There is also room for qualitative criteria here. Just like certain types of data like financial and medical are protected, we should consider extending similar protections to location data. And companies that store such data as part of their regular business, even for short a period, would be responsible for building the proper internal controls (and work with partners that have them). And as I often say (even before I started writing Margins), companies should err on the side of storing this kind of data only temporarily, versus the status quo of keeping everything in a database, hoping that it’ll be useful later.

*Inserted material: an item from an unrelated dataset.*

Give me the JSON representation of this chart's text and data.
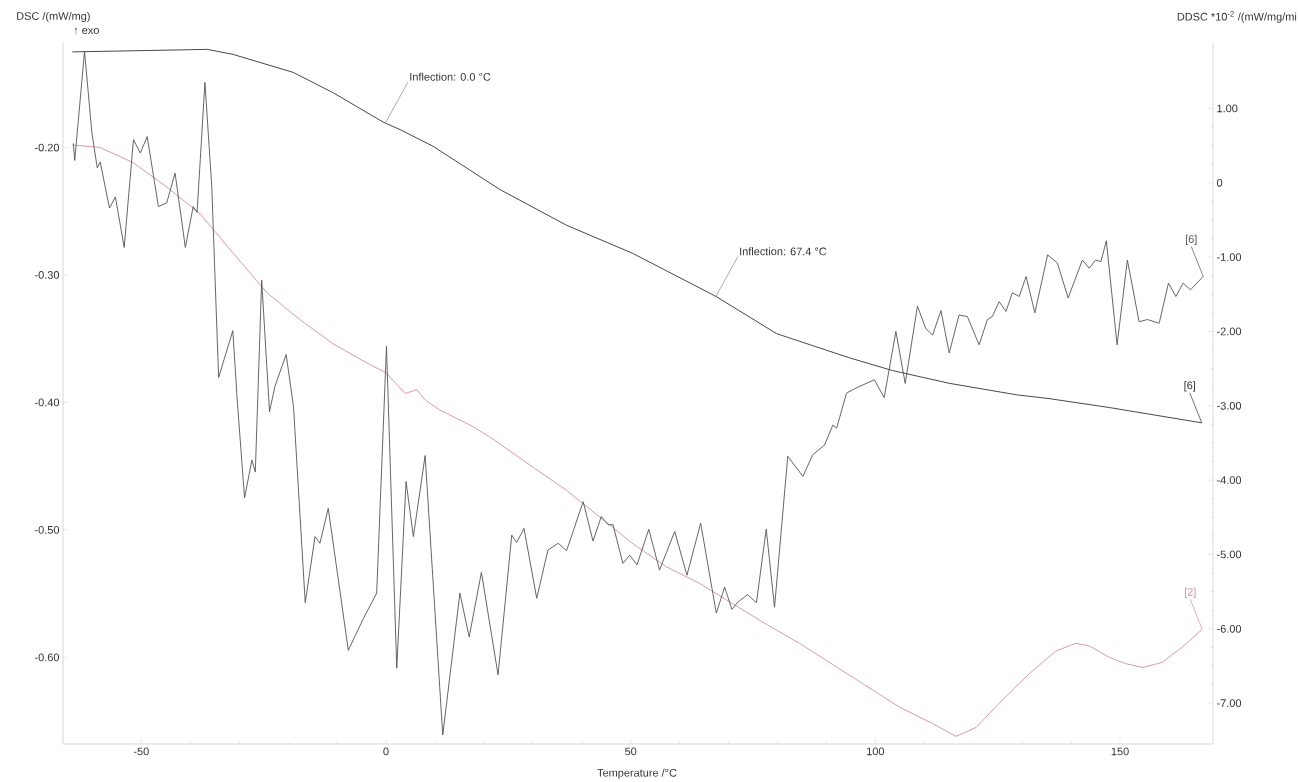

As much as I hate Twitter, I also still love it. It is not a serious company, and it is one that succeeds despite the best attempts of its leadership team to undermine it, and it’s here to stay. But the fact that it’s here to stay doesn’t mean the company and the regulatory environment it exists in should stay as is. In this month’s episode of Hacking Twitter, we got off easy. There’s only more reason to suspect that things will get worse, with more things moving online, especially at the accelerated pace they are with the pandemic. It’s important to act sooner than later. We just can’t rely on Jack Dorsey, or Chuck Norris for that matter, for doing the right thing for much longer.
Notes
1: It still blows my mind that Jack Dorsey’s Twitter bio is nothing more than an advertisement (endorsement?) for Bitcoin. There’s no better way to make your Bitcoin scam look real when the CEO of Twitter is doing half the work for you.
2: Except in one case. One time, one of the highest ranking executives had some trouble logging in using the new app my team was building and I had to look up his profile to debug something. I knew accessing certain class of users would trigger something automatically, but I was surprised how fast people acted on it.
3: Hatching Twitter is a good book!
Where's that copy editor we have been talking about?
More tons more? Really? "It seems extremely plausible to me that there are more tons more sophisticated attackers"
Or what about this one..."One of my worst at Uber was when we had to let go of a coworker who apparently tried to access, simply, the “profile” page of a celebrity."
Maybe that was one of your worst *days*? Worst *tasks*?
Aaaaaand I think we are missing the word "what" in this sentence, "who then go on to try to run a bitcoin scam, which is on-brand with I know of bitcoin in general."